But if you sin unintentionally, and do not observe all these commandments that the Lord has spoken to Moses, all that the Lord has commanded you by Moses, from the day that the Lord gave commandment, and onward throughout your generations, then if it was done unintentionally without the knowledge of the congregation, all the congregation shall offer one bull from the herd for a burnt offering, a pleasing aroma to the Lord, with its grain offering and its drink offering, according to the rule, and one male goat for a sin offering. And the priest shall make atonement for all the congregation of the people of Israel, and they shall be forgiven, because it was a mistake, and they have brought their offering, a food offering to the Lord, and their sin offering before the Lord for their mistake. And all the congregation of the people of Israel shall be forgiven, and the stranger who sojourns among them, because the whole population was involved in the mistake.
Compared to sin we typically think about, this passage might surprise us in two ways. First, it talks about accidental sin; we tend to think that we can’t be blamed for what we didn’t mean to do. Second, it talks about communal sin; we tend to think that we can’t be blamed for something bigger than us. However, we can and we can. Much of the injustice in our world is accidental and communal, but we are still responsible.
When we buy products built by children in unsafe working conditions, it’s accidental and communal, but it’s sin. White privilege is accidental and communal, but it’s sin. The cycle of credit card airline miles (for one person) and insurmountable credit card debt (for another) is accidental and communal, but it’s sin. Cornelius Plantinga describes this well (in addition to the essay quoted below, he wrote a whole, helpful book on the topic):
In a racist culture, racism will look normal. In a secular culture, indifference toward God will look normal, as it does in much secular education. Human character forms culture, but culture also forms human character. And the formation runs not only across regions and peoples, but also along generations. A boy can “inherit” his father’s sexist idea that men ought to dominate women.
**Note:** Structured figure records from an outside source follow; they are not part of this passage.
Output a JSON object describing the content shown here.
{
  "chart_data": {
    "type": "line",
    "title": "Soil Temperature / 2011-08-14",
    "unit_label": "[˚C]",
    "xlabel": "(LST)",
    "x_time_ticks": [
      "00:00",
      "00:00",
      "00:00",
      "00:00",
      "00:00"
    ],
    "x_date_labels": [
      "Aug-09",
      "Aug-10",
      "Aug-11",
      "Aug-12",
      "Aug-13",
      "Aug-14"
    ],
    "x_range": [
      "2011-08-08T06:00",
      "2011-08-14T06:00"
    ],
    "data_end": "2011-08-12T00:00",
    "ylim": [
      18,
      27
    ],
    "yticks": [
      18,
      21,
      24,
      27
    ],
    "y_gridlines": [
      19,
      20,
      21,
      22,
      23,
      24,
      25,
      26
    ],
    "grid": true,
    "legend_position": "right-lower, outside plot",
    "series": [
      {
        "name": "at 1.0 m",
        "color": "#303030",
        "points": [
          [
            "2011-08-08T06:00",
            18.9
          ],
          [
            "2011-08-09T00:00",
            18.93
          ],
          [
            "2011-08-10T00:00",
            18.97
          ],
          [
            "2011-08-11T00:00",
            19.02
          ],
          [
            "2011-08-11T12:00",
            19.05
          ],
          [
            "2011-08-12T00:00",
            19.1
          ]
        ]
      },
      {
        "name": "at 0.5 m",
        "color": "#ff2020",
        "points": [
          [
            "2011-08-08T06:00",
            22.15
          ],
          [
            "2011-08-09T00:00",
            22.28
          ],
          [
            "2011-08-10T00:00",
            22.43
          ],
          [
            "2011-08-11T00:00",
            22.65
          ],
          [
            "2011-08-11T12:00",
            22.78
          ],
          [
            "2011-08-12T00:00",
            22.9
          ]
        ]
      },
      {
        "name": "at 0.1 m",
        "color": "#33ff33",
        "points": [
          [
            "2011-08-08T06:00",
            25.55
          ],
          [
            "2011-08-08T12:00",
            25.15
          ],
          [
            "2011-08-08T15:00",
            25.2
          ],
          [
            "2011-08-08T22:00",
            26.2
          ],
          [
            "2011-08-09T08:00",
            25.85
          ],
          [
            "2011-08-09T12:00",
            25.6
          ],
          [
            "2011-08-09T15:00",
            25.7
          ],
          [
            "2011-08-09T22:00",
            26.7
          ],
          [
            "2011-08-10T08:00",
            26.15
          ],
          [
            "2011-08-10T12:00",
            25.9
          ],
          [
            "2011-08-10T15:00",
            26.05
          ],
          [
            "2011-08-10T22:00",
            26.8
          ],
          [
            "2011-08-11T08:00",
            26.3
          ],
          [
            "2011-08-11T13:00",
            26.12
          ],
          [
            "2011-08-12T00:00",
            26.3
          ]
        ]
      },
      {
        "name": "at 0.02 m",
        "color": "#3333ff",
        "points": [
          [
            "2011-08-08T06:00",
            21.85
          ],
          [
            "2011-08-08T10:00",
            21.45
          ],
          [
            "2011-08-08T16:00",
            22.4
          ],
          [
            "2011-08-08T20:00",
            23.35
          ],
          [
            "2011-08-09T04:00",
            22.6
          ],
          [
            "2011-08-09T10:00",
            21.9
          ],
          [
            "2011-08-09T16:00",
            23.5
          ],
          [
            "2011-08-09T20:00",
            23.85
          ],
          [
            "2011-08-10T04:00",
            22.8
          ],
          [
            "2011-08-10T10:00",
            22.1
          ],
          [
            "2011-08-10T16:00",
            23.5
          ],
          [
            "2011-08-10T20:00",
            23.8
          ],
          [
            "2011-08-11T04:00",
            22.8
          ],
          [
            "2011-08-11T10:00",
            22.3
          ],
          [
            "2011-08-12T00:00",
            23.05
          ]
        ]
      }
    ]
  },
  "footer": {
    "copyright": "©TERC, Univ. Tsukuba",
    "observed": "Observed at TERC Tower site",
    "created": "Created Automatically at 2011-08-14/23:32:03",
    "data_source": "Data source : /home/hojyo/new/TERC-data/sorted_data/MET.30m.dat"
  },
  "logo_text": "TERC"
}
A daughter can “inherit” her mother’s sexist idea that women ought to let men do it.
-Cornelius Plantinga, “Not the Way It’s Supposed to Be: A Breviary of Sin,” p.14
This sounds bleak, but recall the message of the passage from Numbers. The main point is not to prove that there’s such a thing as accidental, communal sin; that’s almost assumed. The main point is that when this sin is realized and the offering is given, “all the congregation of the people of Israel shall be forgiven.”
Perhaps we avoid the idea of accidental, communal sin because we don’t like digging into something that we feel unable to fix. The good news is, Jesus Christ Himself is the offering, and he can change what we cannot change, both our society and us. We have a Lord who secured victory over sin and a Spirit who delivers us from our own flesh. Thanks be to God; we can dig in. We can acknowledge and seek out and repent for and address accidental, communal sin, because we follow Jesus Christ. His reign has arrived, and it’s taking over for good.